Imagine if every team in the NFL used the same 3-4 defense. That's essentially what is happening in baseball. Everybody runs their bullpen and their pitch count policies the same way. Everybody. Justin Verlander on Monday night became the first pitcher to throw 120 pitches, hitting 133 and causing manager Jim Leyland to crack on the mound that he was going to get him fired.

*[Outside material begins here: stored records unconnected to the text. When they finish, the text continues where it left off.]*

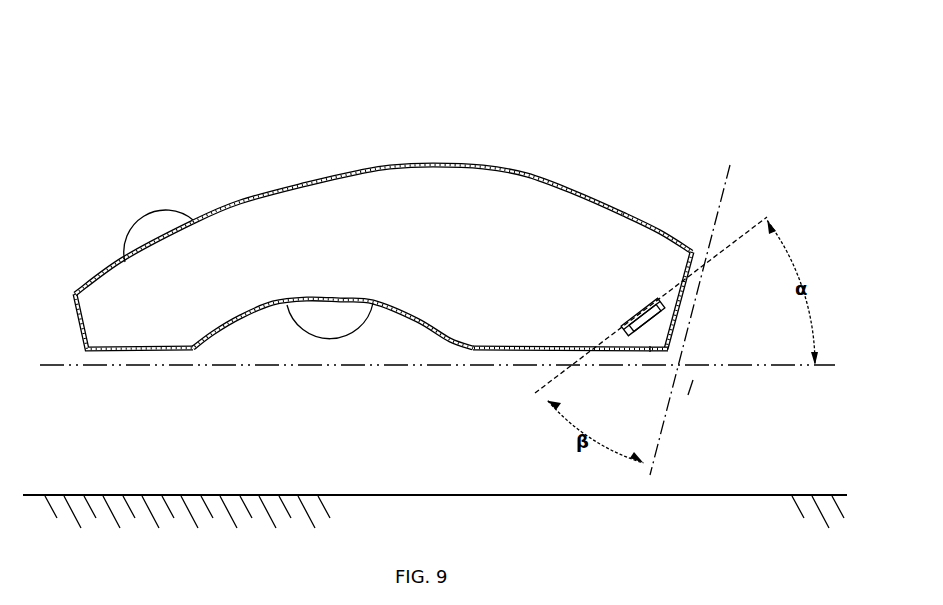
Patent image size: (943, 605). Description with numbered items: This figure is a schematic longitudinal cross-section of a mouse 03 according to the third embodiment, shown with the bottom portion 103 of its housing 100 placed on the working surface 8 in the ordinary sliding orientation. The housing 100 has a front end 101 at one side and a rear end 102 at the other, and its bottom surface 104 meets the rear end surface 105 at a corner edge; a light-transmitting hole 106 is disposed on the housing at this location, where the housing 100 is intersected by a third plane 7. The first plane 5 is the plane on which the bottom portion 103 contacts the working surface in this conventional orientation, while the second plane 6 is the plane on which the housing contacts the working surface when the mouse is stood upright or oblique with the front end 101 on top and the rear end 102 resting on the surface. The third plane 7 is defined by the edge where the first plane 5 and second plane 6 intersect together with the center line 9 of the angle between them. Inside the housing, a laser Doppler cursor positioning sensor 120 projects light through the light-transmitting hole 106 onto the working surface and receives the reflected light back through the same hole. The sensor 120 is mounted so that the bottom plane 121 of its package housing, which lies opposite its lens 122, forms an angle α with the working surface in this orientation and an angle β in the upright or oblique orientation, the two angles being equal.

The mouse 03 is at (410, 90).
The housing 100 is at (553, 175).
The front end 101 is at (108, 272).
The rear end 102 is at (632, 211).
The bottom portion 103 is at (448, 351).
The bottom surface 104 is at (503, 352).
The rear end surface 105 is at (686, 290).
The light-transmitting hole 106 is at (671, 349).
The laser Doppler cursor positioning sensor 120 is at (632, 318).
The bottom plane of the package housing 121 is at (656, 298).
The lens 122 is at (670, 318).
The first plane 5 is at (765, 364).
The second plane 6 is at (726, 184).
The third plane 7 is at (665, 354).
The working surface 8 is at (193, 494).
The center line 9 is at (693, 382).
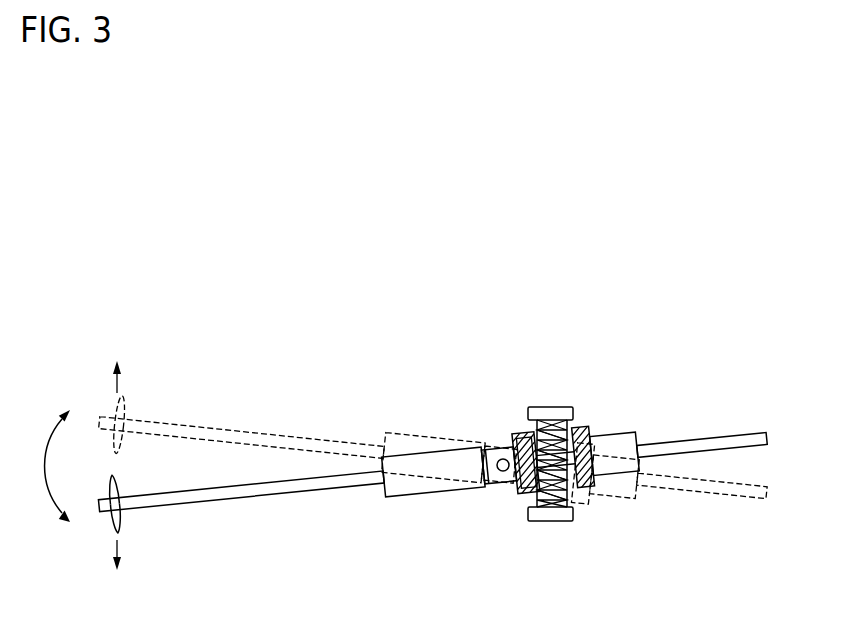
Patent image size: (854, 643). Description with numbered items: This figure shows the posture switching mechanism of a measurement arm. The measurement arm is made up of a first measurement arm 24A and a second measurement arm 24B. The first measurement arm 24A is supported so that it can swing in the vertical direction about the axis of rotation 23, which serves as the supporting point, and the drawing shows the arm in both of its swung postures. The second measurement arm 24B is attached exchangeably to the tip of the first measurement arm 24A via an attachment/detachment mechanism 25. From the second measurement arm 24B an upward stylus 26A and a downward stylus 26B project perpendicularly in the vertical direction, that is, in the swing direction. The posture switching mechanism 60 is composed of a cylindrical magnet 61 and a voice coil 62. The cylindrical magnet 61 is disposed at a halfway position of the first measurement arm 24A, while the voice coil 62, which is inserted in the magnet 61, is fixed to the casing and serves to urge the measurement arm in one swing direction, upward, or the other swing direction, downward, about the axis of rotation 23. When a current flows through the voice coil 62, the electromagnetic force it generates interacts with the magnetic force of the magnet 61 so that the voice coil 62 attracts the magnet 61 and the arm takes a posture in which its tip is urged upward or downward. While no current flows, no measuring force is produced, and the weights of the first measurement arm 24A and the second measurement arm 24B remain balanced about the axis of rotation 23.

And yet the universally accepted system is a failure when it comes to reducing the rate of injuries. What can change it? A maverick organization. (The Rangers and Giants are loosening pitch count restrictions in the minors, but the evidence is not yet very apparent in the majors.) A maverick manager. (Why won't somebody use a closer -- say Sean Marshall or Aroldis Chapman in Cincinnati -- in the manner of a 1980s closer such as Jeff Reardon? And my personal idea: give each starting pitcher a 10-day vacation during the season. Recovery, both mental and physical, is an undervalued asset.) Stem cell treatments. (Baseball better be bracing for a whole new series of ethical questions as science blurs the line between performance enhancing and performance enabling.)
Who knows what the future holds? Not even Tony LaRussa, the father of the modern bullpen, likely could have envisioned a pitcher limited to about 60 innings being worth more than $12 million while representing a breakdown waiting to happen. But this much is certain: the injury rate will not be reduced if teams continue to treat pitchers the same way they do now.